C:\Users\Test\LLAMA\AVX2> llama-bench.exe
| model                          |       size |     params | backend    |    threads |          test |              t/s |
| ------------------------------ | ---------: | ---------: | ---------- | ---------: | ------------: | ---------------: |
| llama 1B Q4_0                  | 606.54 MiB |     1.10 B | CPU        |          8 |         pp512 |    99.35 ± 17.66 |
| llama 1B Q4_0                  | 606.54 MiB |     1.10 B | CPU        |          8 |         tg128 |     33.77 ± 0.59 |

build: 5921b8f0 (3051)
Windows - Intel Core 7 Ultra 155H - CPU

C:\Users\Test\LLAMA\AVX2> llama-bench.exe
| model                          |       size |     params | backend    |    threads |          test |              t/s |
| ------------------------------ | ---------: | ---------: | ---------- | ---------: | ------------: | ---------------: |
| llama 1B Q4_0                  | 606.54 MiB |     1.10 B | CPU        |         11 |         pp512 |     89.68 ± 3.78 |
| llama 1B Q4_0                  | 606.54 MiB |     1.10 B | CPU        |         11 |         tg128 |     34.85 ± 0.14 |

build: 5921b8f0 (3051)
Summary

I ran this benchmark on potato laptop devices, a mac mini and a server to see how good they
ran for ML tasks.

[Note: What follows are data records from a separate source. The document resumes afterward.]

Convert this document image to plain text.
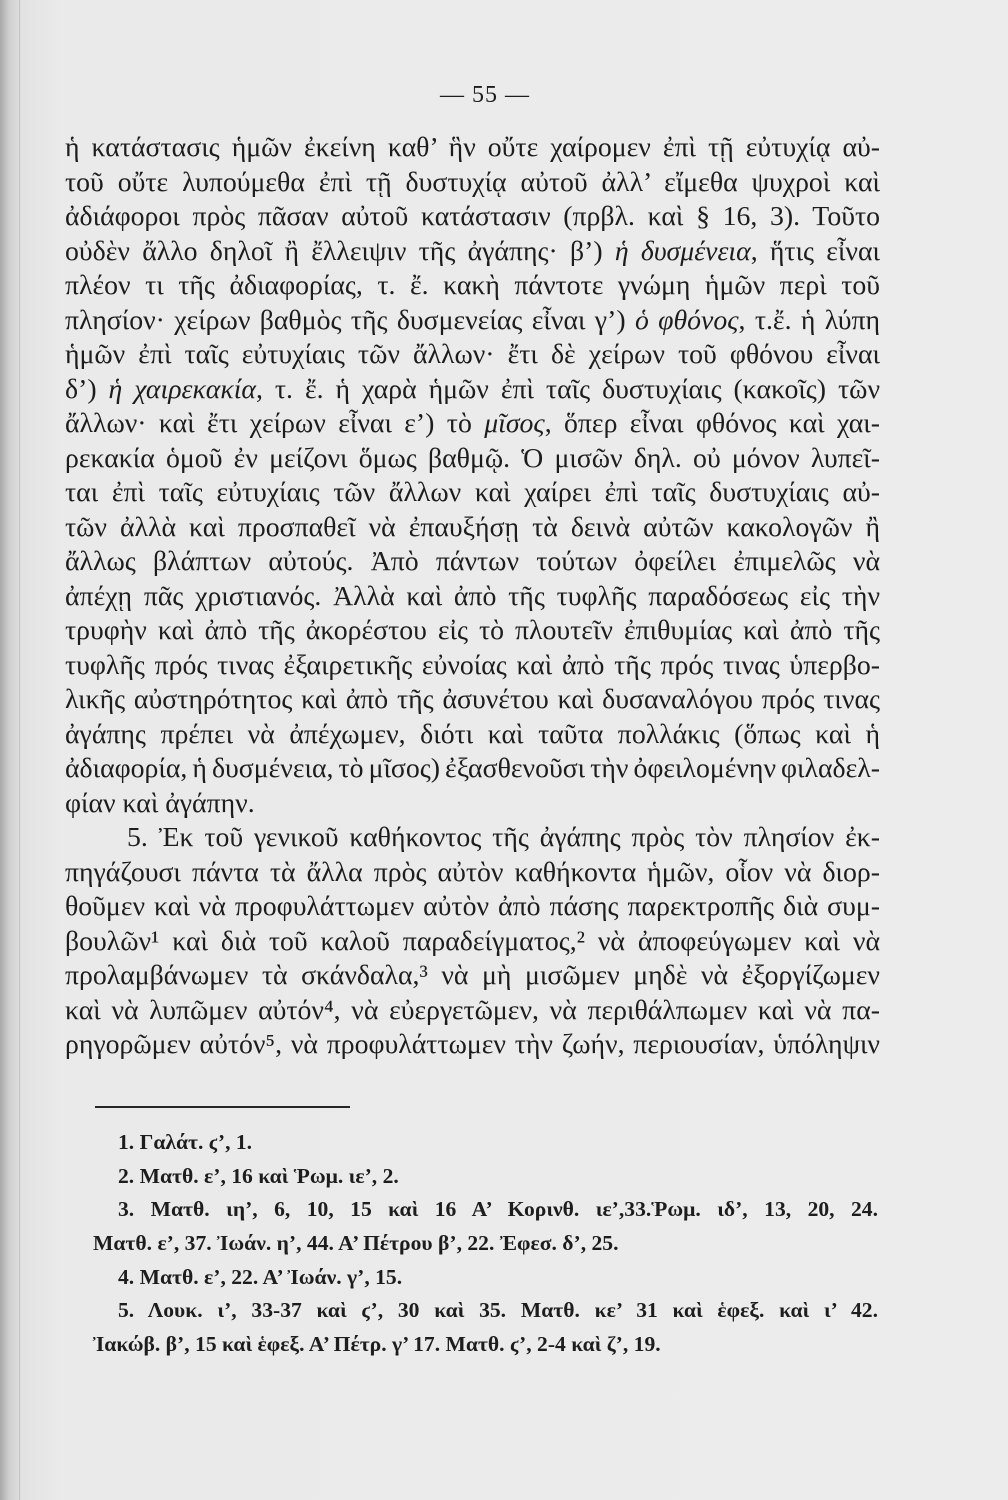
— 55 —
ἡ κατάστασις ἡμῶν ἐκείνη καθ’ ἣν οὔτε χαίρομεν ἐπὶ τῇ εὐτυχίᾳ αὐ-
τοῦ οὔτε λυπούμεθα ἐπὶ τῇ δυστυχίᾳ αὐτοῦ ἀλλ’ εἴμεθα ψυχροὶ καὶ
ἀδιάφοροι πρὸς πᾶσαν αὐτοῦ κατάστασιν (πρβλ. καὶ § 16, 3). Τοῦτο
οὐδὲν ἄλλο δηλοῖ ἢ ἔλλειψιν τῆς ἀγάπης· β’) ἡ δυσμένεια, ἥτις εἶναι
πλέον τι τῆς ἀδιαφορίας, τ. ἔ. κακὴ πάντοτε γνώμη ἡμῶν περὶ τοῦ
πλησίον· χείρων βαθμὸς τῆς δυσμενείας εἶναι γ’) ὁ φθόνος, τ.ἔ. ἡ λύπη
ἡμῶν ἐπὶ ταῖς εὐτυχίαις τῶν ἄλλων· ἔτι δὲ χείρων τοῦ φθόνου εἶναι
δ’) ἡ χαιρεκακία, τ. ἔ. ἡ χαρὰ ἡμῶν ἐπὶ ταῖς δυστυχίαις (κακοῖς) τῶν
ἄλλων· καὶ ἔτι χείρων εἶναι ε’) τὸ μῖσος, ὅπερ εἶναι φθόνος καὶ χαι-
ρεκακία ὁμοῦ ἐν μείζονι ὅμως βαθμῷ. Ὁ μισῶν δηλ. οὐ μόνον λυπεῖ-
ται ἐπὶ ταῖς εὐτυχίαις τῶν ἄλλων καὶ χαίρει ἐπὶ ταῖς δυστυχίαις αὐ-
τῶν ἀλλὰ καὶ προσπαθεῖ νὰ ἐπαυξήσῃ τὰ δεινὰ αὐτῶν κακολογῶν ἢ
ἄλλως βλάπτων αὐτούς. Ἀπὸ πάντων τούτων ὀφείλει ἐπιμελῶς νὰ
ἀπέχῃ πᾶς χριστιανός. Ἀλλὰ καὶ ἀπὸ τῆς τυφλῆς παραδόσεως εἰς τὴν
τρυφὴν καὶ ἀπὸ τῆς ἀκορέστου εἰς τὸ πλουτεῖν ἐπιθυμίας καὶ ἀπὸ τῆς
τυφλῆς πρός τινας ἐξαιρετικῆς εὐνοίας καὶ ἀπὸ τῆς πρός τινας ὑπερβο-
λικῆς αὐστηρότητος καὶ ἀπὸ τῆς ἀσυνέτου καὶ δυσαναλόγου πρός τινας
ἀγάπης πρέπει νὰ ἀπέχωμεν, διότι καὶ ταῦτα πολλάκις (ὅπως καὶ ἡ
ἀδιαφορία, ἡ δυσμένεια, τὸ μῖσος) ἐξασθενοῦσι τὴν ὀφειλομένην φιλαδελ-
φίαν καὶ ἀγάπην.
5. Ἐκ τοῦ γενικοῦ καθήκοντος τῆς ἀγάπης πρὸς τὸν πλησίον ἐκ-
πηγάζουσι πάντα τὰ ἄλλα πρὸς αὐτὸν καθήκοντα ἡμῶν, οἷον νὰ διορ-
θοῦμεν καὶ νὰ προφυλάττωμεν αὐτὸν ἀπὸ πάσης παρεκτροπῆς διὰ συμ-
βουλῶν¹ καὶ διὰ τοῦ καλοῦ παραδείγματος,² νὰ ἀποφεύγωμεν καὶ νὰ
προλαμβάνωμεν τὰ σκάνδαλα,³ νὰ μὴ μισῶμεν μηδὲ νὰ ἐξοργίζωμεν
καὶ νὰ λυπῶμεν αὐτόν⁴, νὰ εὐεργετῶμεν, νὰ περιθάλπωμεν καὶ νὰ πα-
ρηγορῶμεν αὐτόν⁵, νὰ προφυλάττωμεν τὴν ζωήν, περιουσίαν, ὑπόληψιν
1. Γαλάτ. ϛ’, 1.
2. Ματθ. ε’, 16 καὶ Ῥωμ. ιε’, 2.
3. Ματθ. ιη’, 6, 10, 15 καὶ 16 Α’ Κορινθ. ιε’,33.Ῥωμ. ιδ’, 13, 20, 24.
Ματθ. ε’, 37. Ἰωάν. η’, 44. Α’ Πέτρου β’, 22. Ἐφεσ. δ’, 25.
4. Ματθ. ε’, 22. Α’ Ἰωάν. γ’, 15.
5. Λουκ. ι’, 33-37 καὶ ϛ’, 30 καὶ 35. Ματθ. κε’ 31 καὶ ἑφεξ. καὶ ι’ 42.
Ἰακώβ. β’, 15 καὶ ἑφεξ. Α’ Πέτρ. γ’ 17. Ματθ. ϛ’, 2-4 καὶ ζ’, 19.
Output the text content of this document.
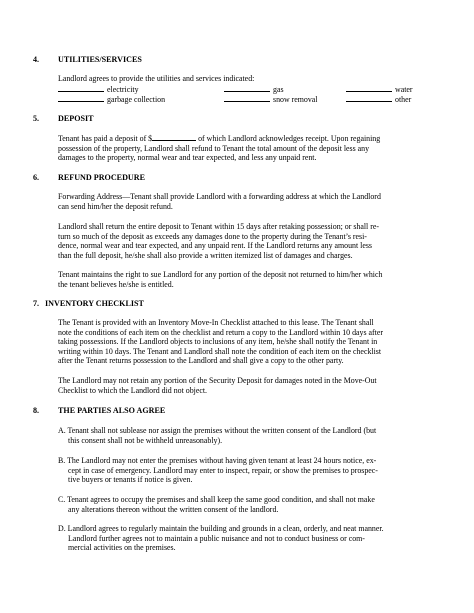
4. UTILITIES/SERVICES
Landlord agrees to provide the utilities and services indicated:
electricity	gas	water
garbage collection	snow removal	other
5. DEPOSIT
Tenant has paid a deposit of $	of which Landlord acknowledges receipt. Upon regaining
possession of the property, Landlord shall refund to Tenant the total amount of the deposit less any
damages to the property, normal wear and tear expected, and less any unpaid rent.
6. REFUND PROCEDURE
Forwarding Address—Tenant shall provide Landlord with a forwarding address at which the Landlord
can send him/her the deposit refund.
Landlord shall return the entire deposit to Tenant within 15 days after retaking possession; or shall re-
turn so much of the deposit as exceeds any damages done to the property during the Tenant’s resi-
dence, normal wear and tear expected, and any unpaid rent. If the Landlord returns any amount less
than the full deposit, he/she shall also provide a written itemized list of damages and charges.
Tenant maintains the right to sue Landlord for any portion of the deposit not returned to him/her which
the tenant believes he/she is entitled.
7. INVENTORY CHECKLIST
The Tenant is provided with an Inventory Move-In Checklist attached to this lease. The Tenant shall
note the conditions of each item on the checklist and return a copy to the Landlord within 10 days after
taking possessions. If the Landlord objects to inclusions of any item, he/she shall notify the Tenant in
writing within 10 days. The Tenant and Landlord shall note the condition of each item on the checklist
after the Tenant returns possession to the Landlord and shall give a copy to the other party.
The Landlord may not retain any portion of the Security Deposit for damages noted in the Move-Out
Checklist to which the Landlord did not object.
8. THE PARTIES ALSO AGREE
A. Tenant shall not sublease nor assign the premises without the written consent of the Landlord (but
this consent shall not be withheld unreasonably).
B. The Landlord may not enter the premises without having given tenant at least 24 hours notice, ex-
cept in case of emergency. Landlord may enter to inspect, repair, or show the premises to prospec-
tive buyers or tenants if notice is given.
C. Tenant agrees to occupy the premises and shall keep the same good condition, and shall not make
any alterations thereon without the written consent of the landlord.
D. Landlord agrees to regularly maintain the building and grounds in a clean, orderly, and neat manner.
Landlord further agrees not to maintain a public nuisance and not to conduct business or com-
mercial activities on the premises.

This summary is preliminary and will be updated with more testing.
Here are a few things I found:

SYCL is good and delivers on Intel ARC Devices.
NVIDIA's OpenCL and Vulkan performance is not great. CUDA delivers.
Macs are great for their Power Envelope.
AMD does not do ROCm on APUs yet; Their OpenCL performance is not great. Vulkan is much much better.
CPUs are about 7-10x slower than GPUs on average.
Kompute did not work at all out of the box.